Wir bleiben weiter im Gespraech vertieft, ohne die Konzentration auf die Szene, die dort vor uns ablaueft, zu verlieren. Wir kommen naeher und erkennen die beiden Polizisten - die Spezialeinheit ist nicht dabei, die Polizei faehrt heute „nur“ Streife. Auf zwanzig Meter herangekommen bricht das Gespraech, nicht abrupt, aber schon situationsbedingt ab. Wir sehen die drei Mexikaner, die an den Polizeiwagen lehnen, die Haende auf dem Ruecken. Im ploetzlich grellen rot-blauen-Partylicht laufen wir unter den Augen der Polizisten mit starr geradeaus gerichteten Blicken wie ungebetene Statisten ueber die Buehne eines Polizeieinsatzes an einem Samstagabend in Guadalajara. Ein erster immer mindestens zwei Koepfe groesser als der Durschnittsmexikaner, ein zweiter mit Dreads und in Outdoorsandalen und ein dritter mit blonden, wallendem Haar, der gerne zur Ablenkung „Sun Is Shining“ pfeiffen wuerde. Nein, ich will morgen keine Zeitungsartikel in Mexiko, Deutschland und Australien und die wird es auch nicht geben. Der Gedanke allerdings existiert. Was passiert, wenn einer der Maenner, die hier so fein ihre Haende hinter den Ruecken halten, die Nerven verliert?
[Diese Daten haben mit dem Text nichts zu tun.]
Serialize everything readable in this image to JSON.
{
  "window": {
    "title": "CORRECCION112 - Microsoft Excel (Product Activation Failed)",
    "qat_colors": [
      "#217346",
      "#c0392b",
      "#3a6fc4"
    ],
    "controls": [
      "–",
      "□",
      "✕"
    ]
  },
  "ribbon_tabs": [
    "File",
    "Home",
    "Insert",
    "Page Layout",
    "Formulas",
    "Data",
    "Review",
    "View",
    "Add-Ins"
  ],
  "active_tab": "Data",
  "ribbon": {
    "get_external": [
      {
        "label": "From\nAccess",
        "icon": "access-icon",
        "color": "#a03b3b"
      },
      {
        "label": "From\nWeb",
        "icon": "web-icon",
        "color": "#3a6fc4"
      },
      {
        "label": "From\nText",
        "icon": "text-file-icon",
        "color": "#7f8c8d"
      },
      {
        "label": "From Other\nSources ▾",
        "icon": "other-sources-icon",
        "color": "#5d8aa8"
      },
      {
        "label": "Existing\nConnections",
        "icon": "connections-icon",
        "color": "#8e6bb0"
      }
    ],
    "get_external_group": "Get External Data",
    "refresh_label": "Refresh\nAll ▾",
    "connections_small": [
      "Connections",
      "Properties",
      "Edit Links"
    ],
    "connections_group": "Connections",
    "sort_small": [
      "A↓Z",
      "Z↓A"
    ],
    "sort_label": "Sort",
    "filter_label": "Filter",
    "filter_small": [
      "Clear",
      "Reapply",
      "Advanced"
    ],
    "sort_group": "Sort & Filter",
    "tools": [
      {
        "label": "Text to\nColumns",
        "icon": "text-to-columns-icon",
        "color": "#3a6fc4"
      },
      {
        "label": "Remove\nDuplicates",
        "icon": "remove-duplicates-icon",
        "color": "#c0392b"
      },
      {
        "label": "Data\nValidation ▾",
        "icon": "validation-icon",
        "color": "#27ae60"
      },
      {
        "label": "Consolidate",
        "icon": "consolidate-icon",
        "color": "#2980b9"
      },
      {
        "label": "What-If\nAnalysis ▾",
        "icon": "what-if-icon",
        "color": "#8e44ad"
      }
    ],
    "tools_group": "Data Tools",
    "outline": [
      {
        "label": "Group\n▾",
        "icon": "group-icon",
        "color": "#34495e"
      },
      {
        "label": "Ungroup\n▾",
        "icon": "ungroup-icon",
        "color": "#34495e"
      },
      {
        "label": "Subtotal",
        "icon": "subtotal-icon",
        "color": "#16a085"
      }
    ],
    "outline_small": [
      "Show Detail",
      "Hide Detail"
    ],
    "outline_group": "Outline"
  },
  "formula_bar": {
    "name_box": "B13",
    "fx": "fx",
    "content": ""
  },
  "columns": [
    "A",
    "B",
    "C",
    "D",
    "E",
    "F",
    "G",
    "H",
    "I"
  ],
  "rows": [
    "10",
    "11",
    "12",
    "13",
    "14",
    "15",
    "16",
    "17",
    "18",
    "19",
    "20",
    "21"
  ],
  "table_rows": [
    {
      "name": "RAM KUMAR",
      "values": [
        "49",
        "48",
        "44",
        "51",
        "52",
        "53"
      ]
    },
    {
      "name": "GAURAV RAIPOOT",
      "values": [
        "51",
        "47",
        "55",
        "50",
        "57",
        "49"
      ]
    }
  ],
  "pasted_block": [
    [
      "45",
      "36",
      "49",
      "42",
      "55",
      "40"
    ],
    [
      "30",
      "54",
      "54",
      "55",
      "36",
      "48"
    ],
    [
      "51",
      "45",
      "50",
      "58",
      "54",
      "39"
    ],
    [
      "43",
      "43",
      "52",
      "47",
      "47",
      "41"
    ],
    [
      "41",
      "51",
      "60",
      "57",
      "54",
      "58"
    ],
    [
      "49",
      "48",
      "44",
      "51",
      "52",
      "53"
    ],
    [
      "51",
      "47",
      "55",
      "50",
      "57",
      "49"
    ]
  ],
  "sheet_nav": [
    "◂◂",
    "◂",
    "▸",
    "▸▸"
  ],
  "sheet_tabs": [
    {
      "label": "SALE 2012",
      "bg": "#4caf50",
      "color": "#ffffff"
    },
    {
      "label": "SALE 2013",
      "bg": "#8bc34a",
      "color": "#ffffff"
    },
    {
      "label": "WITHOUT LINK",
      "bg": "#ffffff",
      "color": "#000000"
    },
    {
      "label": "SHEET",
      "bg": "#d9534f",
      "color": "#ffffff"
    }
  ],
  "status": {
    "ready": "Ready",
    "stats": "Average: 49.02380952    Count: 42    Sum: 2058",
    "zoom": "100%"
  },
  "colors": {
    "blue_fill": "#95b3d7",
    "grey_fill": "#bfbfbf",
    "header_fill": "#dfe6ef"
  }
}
„Krass, wir haetten auch die Strassenseite wechseln koennen, Jungs“, sage ich als wir die Szene verlassen. Nur haben wir es nicht getan. Warum? Weil wir wissen, dass es (zumindestens hier in Guadalajara) nicht so ablaeuft, wie man in den Medien ueber Mexiko versucht zu berichten?
Wohl nicht ganz.
(geschrieben Mitte September '11)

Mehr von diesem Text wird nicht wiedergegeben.